I am much more of a geek than a marketing person, so I may have the wrong vision here, but here is my opinion:

* I think that Apple will gain some market share, but not a universal overthrow. There is still an annoyingly large percentage of colleges preparing IT people who do not understand the elegance of the architecture, and develop an Anti-Mac bigotry.

* I think that if Apple were to release OS X to the Wintel community, and let it run on any clone, I think a number of people would convert easier. Especially if the viruses can be managed -- OS X is very safe to many modern viruses / attacks, but it can be argued that with most of the world running Windoze, there isn't enough population out there to form proper statistics. What would be really cool is to have the Apple presence on the computer market blossom, and prove the truth that OS X is much more hardened from attacks.

* I think that Linux is the largest threat to Microsoft, with it's open-source architecture, and environment that continues to live today. Linux gets closer and closer to the point of being functional as a daily desktop.
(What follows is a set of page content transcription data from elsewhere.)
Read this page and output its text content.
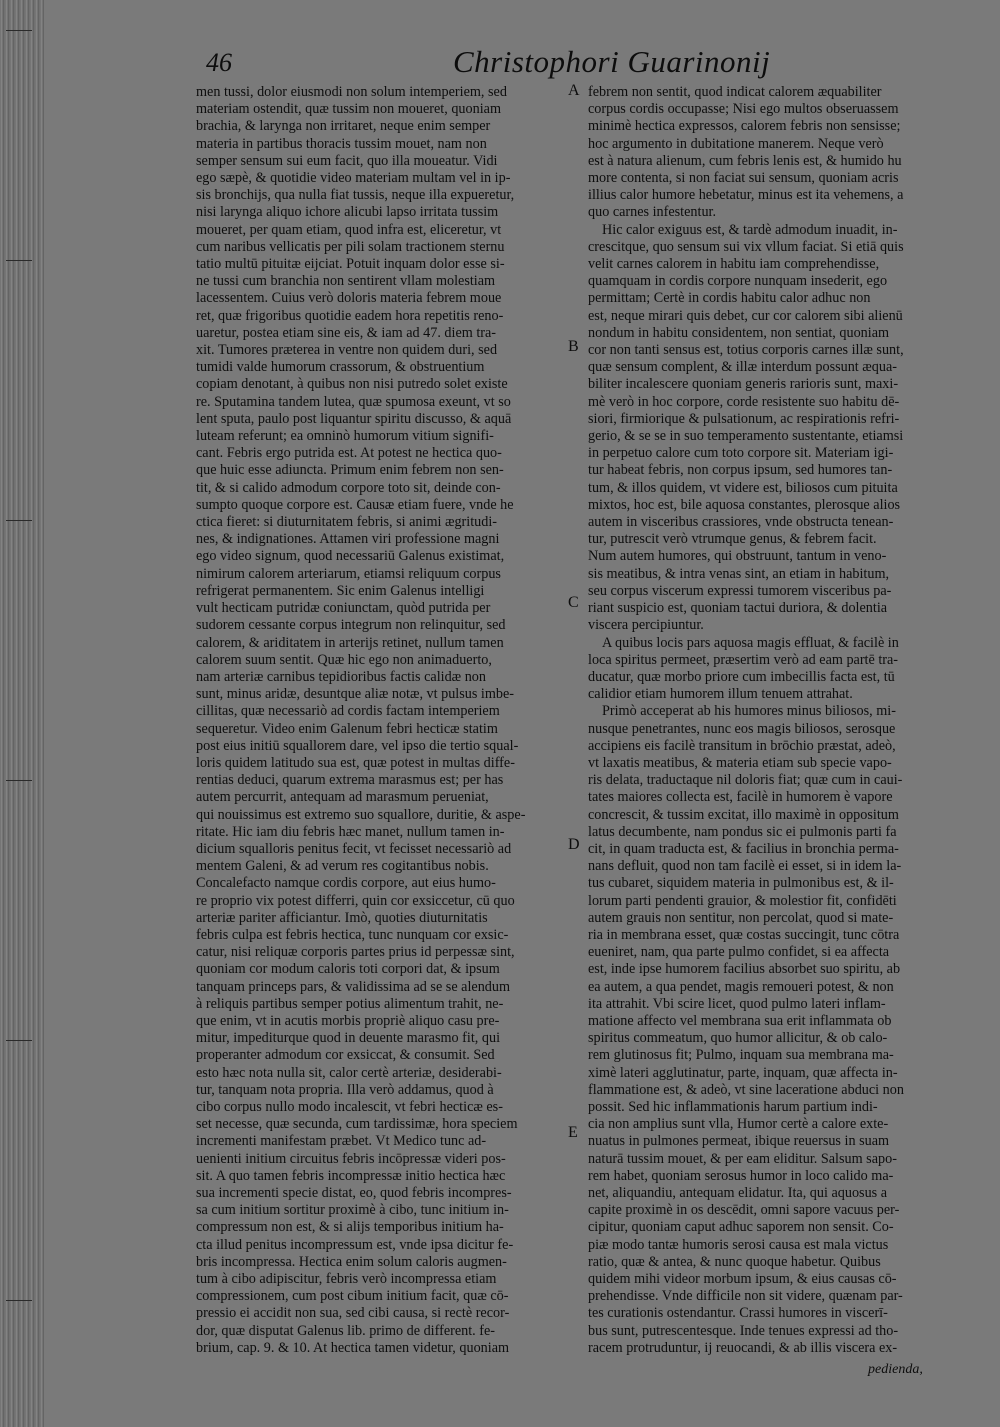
46	Christophori Guarinonij
men tussi, dolor eiusmodi non solum intemperiem, sed
materiam ostendit, quæ tussim non moueret, quoniam
brachia, & larynga non irritaret, neque enim semper
materia in partibus thoracis tussim mouet, nam non
semper sensum sui eum facit, quo illa moueatur. Vidi
ego sæpè, & quotidie video materiam multam vel in ip-
sis bronchijs, qua nulla fiat tussis, neque illa expueretur,
nisi larynga aliquo ichore alicubi lapso irritata tussim
moueret, per quam etiam, quod infra est, eliceretur, vt
cum naribus vellicatis per pili solam tractionem sternu
tatio multū pituitæ eijciat. Potuit inquam dolor esse si-
ne tussi cum branchia non sentirent vllam molestiam
lacessentem. Cuius verò doloris materia febrem moue
ret, quæ frigoribus quotidie eadem hora repetitis reno-
uaretur, postea etiam sine eis, & iam ad 47. diem tra-
xit. Tumores præterea in ventre non quidem duri, sed
tumidi valde humorum crassorum, & obstruentium
copiam denotant, à quibus non nisi putredo solet existe
re. Sputamina tandem lutea, quæ spumosa exeunt, vt so
lent sputa, paulo post liquantur spiritu discusso, & aquā
luteam referunt; ea omninò humorum vitium signifi-
cant. Febris ergo putrida est. At potest ne hectica quo-
que huic esse adiuncta. Primum enim febrem non sen-
tit, & si calido admodum corpore toto sit, deinde con-
sumpto quoque corpore est. Causæ etiam fuere, vnde he
ctica fieret: si diuturnitatem febris, si animi ægritudi-
nes, & indignationes. Attamen viri professione magni
ego video signum, quod necessariū Galenus existimat,
nimirum calorem arteriarum, etiamsi reliquum corpus
refrigerat permanentem. Sic enim Galenus intelligi
vult hecticam putridæ coniunctam, quòd putrida per
sudorem cessante corpus integrum non relinquitur, sed
calorem, & ariditatem in arterijs retinet, nullum tamen
calorem suum sentit. Quæ hic ego non animaduerto,
nam arteriæ carnibus tepidioribus factis calidæ non
sunt, minus aridæ, desuntque aliæ notæ, vt pulsus imbe-
cillitas, quæ necessariò ad cordis factam intemperiem
sequeretur. Video enim Galenum febri hecticæ statim
post eius initiū squallorem dare, vel ipso die tertio squal-
loris quidem latitudo sua est, quæ potest in multas diffe-
rentias deduci, quarum extrema marasmus est; per has
autem percurrit, antequam ad marasmum perueniat,
qui nouissimus est extremo suo squallore, duritie, & aspe-
ritate. Hic iam diu febris hæc manet, nullum tamen in-
dicium squalloris penitus fecit, vt fecisset necessariò ad
mentem Galeni, & ad verum res cogitantibus nobis.
Concalefacto namque cordis corpore, aut eius humo-
re proprio vix potest differri, quin cor exsiccetur, cū quo
arteriæ pariter afficiantur. Imò, quoties diuturnitatis
febris culpa est febris hectica, tunc nunquam cor exsic-
catur, nisi reliquæ corporis partes prius id perpessæ sint,
quoniam cor modum caloris toti corpori dat, & ipsum
tanquam princeps pars, & validissima ad se se alendum
à reliquis partibus semper potius alimentum trahit, ne-
que enim, vt in acutis morbis propriè aliquo casu pre-
mitur, impediturque quod in deuente marasmo fit, qui
properanter admodum cor exsiccat, & consumit. Sed
esto hæc nota nulla sit, calor certè arteriæ, desiderabi-
tur, tanquam nota propria. Illa verò addamus, quod à
cibo corpus nullo modo incalescit, vt febri hecticæ es-
set necesse, quæ secunda, cum tardissimæ, hora speciem
incrementi manifestam præbet. Vt Medico tunc ad-
uenienti initium circuitus febris incōpressæ videri pos-
sit. A quo tamen febris incompressæ initio hectica hæc
sua incrementi specie distat, eo, quod febris incompres-
sa cum initium sortitur proximè à cibo, tunc initium in-
compressum non est, & si alijs temporibus initium ha-
cta illud penitus incompressum est, vnde ipsa dicitur fe-
bris incompressa. Hectica enim solum caloris augmen-
tum à cibo adipiscitur, febris verò incompressa etiam
compressionem, cum post cibum initium facit, quæ cō-
pressio ei accidit non sua, sed cibi causa, si rectè recor-
dor, quæ disputat Galenus lib. primo de different. fe-
brium, cap. 9. & 10. At hectica tamen videtur, quoniam
febrem non sentit, quod indicat calorem æquabiliter
corpus cordis occupasse; Nisi ego multos obseruassem
minimè hectica expressos, calorem febris non sensisse;
hoc argumento in dubitatione manerem. Neque verò
est à natura alienum, cum febris lenis est, & humido hu
more contenta, si non faciat sui sensum, quoniam acris
illius calor humore hebetatur, minus est ita vehemens, a
quo carnes infestentur.
Hic calor exiguus est, & tardè admodum inuadit, in-
crescitque, quo sensum sui vix vllum faciat. Si etiā quis
velit carnes calorem in habitu iam comprehendisse,
quamquam in cordis corpore nunquam insederit, ego
permittam; Certè in cordis habitu calor adhuc non
est, neque mirari quis debet, cur cor calorem sibi alienū
nondum in habitu considentem, non sentiat, quoniam
cor non tanti sensus est, totius corporis carnes illæ sunt,
quæ sensum complent, & illæ interdum possunt æqua-
biliter incalescere quoniam generis rarioris sunt, maxi-
mè verò in hoc corpore, corde resistente suo habitu dē-
siori, firmiorique & pulsationum, ac respirationis refri-
gerio, & se se in suo temperamento sustentante, etiamsi
in perpetuo calore cum toto corpore sit. Materiam igi-
tur habeat febris, non corpus ipsum, sed humores tan-
tum, & illos quidem, vt videre est, biliosos cum pituita
mixtos, hoc est, bile aquosa constantes, plerosque alios
autem in visceribus crassiores, vnde obstructa tenean-
tur, putrescit verò vtrumque genus, & febrem facit.
Num autem humores, qui obstruunt, tantum in veno-
sis meatibus, & intra venas sint, an etiam in habitum,
seu corpus viscerum expressi tumorem visceribus pa-
riant suspicio est, quoniam tactui duriora, & dolentia
viscera percipiuntur.
A quibus locis pars aquosa magis effluat, & facilè in
loca spiritus permeet, præsertim verò ad eam partē tra-
ducatur, quæ morbo priore cum imbecillis facta est, tū
calidior etiam humorem illum tenuem attrahat.
Primò acceperat ab his humores minus biliosos, mi-
nusque penetrantes, nunc eos magis biliosos, serosque
accipiens eis facilè transitum in brōchio præstat, adeò,
vt laxatis meatibus, & materia etiam sub specie vapo-
ris delata, traductaque nil doloris fiat; quæ cum in caui-
tates maiores collecta est, facilè in humorem è vapore
concrescit, & tussim excitat, illo maximè in oppositum
latus decumbente, nam pondus sic ei pulmonis parti fa
cit, in quam traducta est, & facilius in bronchia perma-
nans defluit, quod non tam facilè ei esset, si in idem la-
tus cubaret, siquidem materia in pulmonibus est, & il-
lorum parti pendenti grauior, & molestior fit, confidēti
autem grauis non sentitur, non percolat, quod si mate-
ria in membrana esset, quæ costas succingit, tunc cōtra
eueniret, nam, qua parte pulmo confidet, si ea affecta
est, inde ipse humorem facilius absorbet suo spiritu, ab
ea autem, a qua pendet, magis remoueri potest, & non
ita attrahit. Vbi scire licet, quod pulmo lateri inflam-
matione affecto vel membrana sua erit inflammata ob
spiritus commeatum, quo humor allicitur, & ob calo-
rem glutinosus fit; Pulmo, inquam sua membrana ma-
ximè lateri agglutinatur, parte, inquam, quæ affecta in-
flammatione est, & adeò, vt sine laceratione abduci non
possit. Sed hic inflammationis harum partium indi-
cia non amplius sunt vlla, Humor certè a calore exte-
nuatus in pulmones permeat, ibique reuersus in suam
naturā tussim mouet, & per eam eliditur. Salsum sapo-
rem habet, quoniam serosus humor in loco calido ma-
net, aliquandiu, antequam elidatur. Ita, qui aquosus a
capite proximè in os descēdit, omni sapore vacuus per-
cipitur, quoniam caput adhuc saporem non sensit. Co-
piæ modo tantæ humoris serosi causa est mala victus
ratio, quæ & antea, & nunc quoque habetur. Quibus
quidem mihi videor morbum ipsum, & eius causas cō-
prehendisse. Vnde difficile non sit videre, quænam par-
tes curationis ostendantur. Crassi humores in viscerī-
bus sunt, putrescentesque. Inde tenues expressi ad tho-
racem protruduntur, ij reuocandi, & ab illis viscera ex-
A
B
C
D
E
pedienda,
I think it has a little bit more to go, but so far, I am doing nearly everything on Linux that I did on my Mac.

Good questions.


Although it's quite understandable that people sing the praises of their 'favourite things', the move from IBM processors to Intel on Apple's part is and was never about any semblance of 'World OS domination'. Instead, it's about survival.

IBM were unable to produce a suitable notebook processor for Apple to use in a world where portability and power consumption efficiency are paramount. Apple have made the move to Intel processors to enjoy the benefits of high performance, power efficient portable computing processors. That much has been openly discussed since the announcement was first made.

It also only takes a small leap of intellect to realise that the PC hardware world is rapidly moving in the direction of TPC (trusted platfor computing) for digital rights management. The Intel (and AMD) camp has already progressed down that path, whereas the IBM camp hasn't. Making the move gives Apple a pathway to the future of multimedia content, and makes a lot of sense indeed.

Sorry people, but neither Apple OS nor Linux are any real threat to the dominance of Wintel on corporate desktops in the forseeable future.